À propos

Julien Rouard — naturaliste, photographe

Je fabrique le D.N.P Diffuser parce que j'en avais moi-même besoin sur le terrain. L'histoire commence bien avant, avec une fascination pour le vivant qui ne m'a jamais quitté.

Julien Rouard, appareil photo à la main, sur le terrain dans l'Hérault
Le déclic

Naturaliste photographe

Depuis toujours, la biodiversité me fascine. Enfant, je passais des heures plongé dans des livres consacrés à la faune, ou dehors à observer une espèce jusqu'à la nuit tombée. Cette passion s'est un peu endormie à l'adolescence — avant de me rattraper au fil de mes premiers voyages, à La Réunion puis en Amérique du Sud et surtout en Australie, mon rêve d'enfant, où j'ai vécu 2 ans.

C'est là qu'est né mon intérêt pour la photographie : un moyen d'immortaliser ce que je vivais. Ce que je découvrais autrefois dans les livres reprenait vie sous mes yeux. Macro et proxiphotographie d'abord, puis animalière, puis paysage — à mes yeux, ces disciplines sont intimement liées.

Je reste aujourd'hui photographe amateur, par choix : je ne voulais pas mélanger travail et passion. Dans la vie professionnelle, je développe des solutions FileMaker ; le reste du temps, j'arpente l'Hérault, où je vis depuis 2020, à la recherche de ce qu'il abrite — et quand je voyage, j'enfile volontiers la combinaison de moniteur de plongée, ou n'importe quel autre métier que les circonstances m'offrent. Garder une certaine liberté dans ce que je fais, c'est ce qui donne du sens à ma vie.

Julien Rouard en pleine prise de vue macro, diffuseur D.N.P monté sur son boîtier
L'origine

Pourquoi un diffuseur

En macrophotographie, j'ai presque toujours besoin d'un flash pour déboucher les ombres — surtout quand la lumière naturelle vient à manquer. Mais à cette distance, un flash brut sur des sujets souvent très réfléchissants crée des hotspots : des zones brûlées par la lumière et des ombres très prononcées qui ruinent l'image et la beauté de ces êtres.

C'est pour ça qu'en 2018, j'ai commencé à fabriquer mes propres diffuseurs. Mes premiers essais ne ressemblaient pas à grand-chose.
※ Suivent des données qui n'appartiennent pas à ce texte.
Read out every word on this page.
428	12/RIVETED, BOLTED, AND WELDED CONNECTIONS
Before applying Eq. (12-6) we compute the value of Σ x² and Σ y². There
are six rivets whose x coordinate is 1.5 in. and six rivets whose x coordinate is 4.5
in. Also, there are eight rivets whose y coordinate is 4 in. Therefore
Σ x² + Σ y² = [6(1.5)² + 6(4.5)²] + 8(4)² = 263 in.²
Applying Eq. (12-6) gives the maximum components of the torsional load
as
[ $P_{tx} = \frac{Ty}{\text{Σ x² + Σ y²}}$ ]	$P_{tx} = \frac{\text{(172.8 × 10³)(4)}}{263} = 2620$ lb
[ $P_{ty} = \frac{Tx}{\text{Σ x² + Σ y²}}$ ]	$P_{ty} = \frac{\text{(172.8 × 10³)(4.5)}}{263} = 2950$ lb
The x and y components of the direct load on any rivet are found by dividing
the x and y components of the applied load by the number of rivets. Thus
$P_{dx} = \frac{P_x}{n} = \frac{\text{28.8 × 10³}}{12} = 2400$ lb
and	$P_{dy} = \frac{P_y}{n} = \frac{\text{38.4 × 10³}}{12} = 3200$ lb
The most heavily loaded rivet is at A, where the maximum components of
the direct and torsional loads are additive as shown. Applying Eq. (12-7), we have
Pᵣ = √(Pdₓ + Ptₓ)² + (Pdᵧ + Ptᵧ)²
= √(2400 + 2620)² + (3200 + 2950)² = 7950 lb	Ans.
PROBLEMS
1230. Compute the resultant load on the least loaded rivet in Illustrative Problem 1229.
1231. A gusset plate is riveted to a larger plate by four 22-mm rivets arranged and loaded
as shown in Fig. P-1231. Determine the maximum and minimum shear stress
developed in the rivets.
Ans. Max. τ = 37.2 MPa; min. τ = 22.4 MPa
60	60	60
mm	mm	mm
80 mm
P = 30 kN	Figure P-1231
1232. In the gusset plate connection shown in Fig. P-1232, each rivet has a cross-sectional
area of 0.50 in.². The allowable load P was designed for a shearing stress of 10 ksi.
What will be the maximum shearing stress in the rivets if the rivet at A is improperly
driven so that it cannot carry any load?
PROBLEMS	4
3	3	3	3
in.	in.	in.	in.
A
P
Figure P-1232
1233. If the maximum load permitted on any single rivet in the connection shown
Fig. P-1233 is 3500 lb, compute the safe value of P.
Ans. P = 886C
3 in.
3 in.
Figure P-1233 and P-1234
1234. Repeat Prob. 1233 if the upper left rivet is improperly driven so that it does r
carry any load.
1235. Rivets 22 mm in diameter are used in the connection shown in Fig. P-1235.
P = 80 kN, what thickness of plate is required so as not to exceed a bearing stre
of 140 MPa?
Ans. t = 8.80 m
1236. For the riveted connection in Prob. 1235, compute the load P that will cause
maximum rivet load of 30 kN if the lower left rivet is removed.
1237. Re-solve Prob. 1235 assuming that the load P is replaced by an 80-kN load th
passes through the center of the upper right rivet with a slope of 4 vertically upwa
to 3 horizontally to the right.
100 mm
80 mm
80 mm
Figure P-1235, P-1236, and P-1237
À force de tâtonnements, je suis arrivé à une formule qui me convenait vraiment : rapide à monter et démonter, assez compact pour tenir dans mon sac, assez résistant pour supporter aussi bien les climats tropicaux que désertiques. Mais sa qualité la plus importante reste sa polyvalence — pouvoir l'utiliser aussi bien avec mon objectif macro qu'avec un grand-angle, pour approcher de plus grands sujets comme les serpents.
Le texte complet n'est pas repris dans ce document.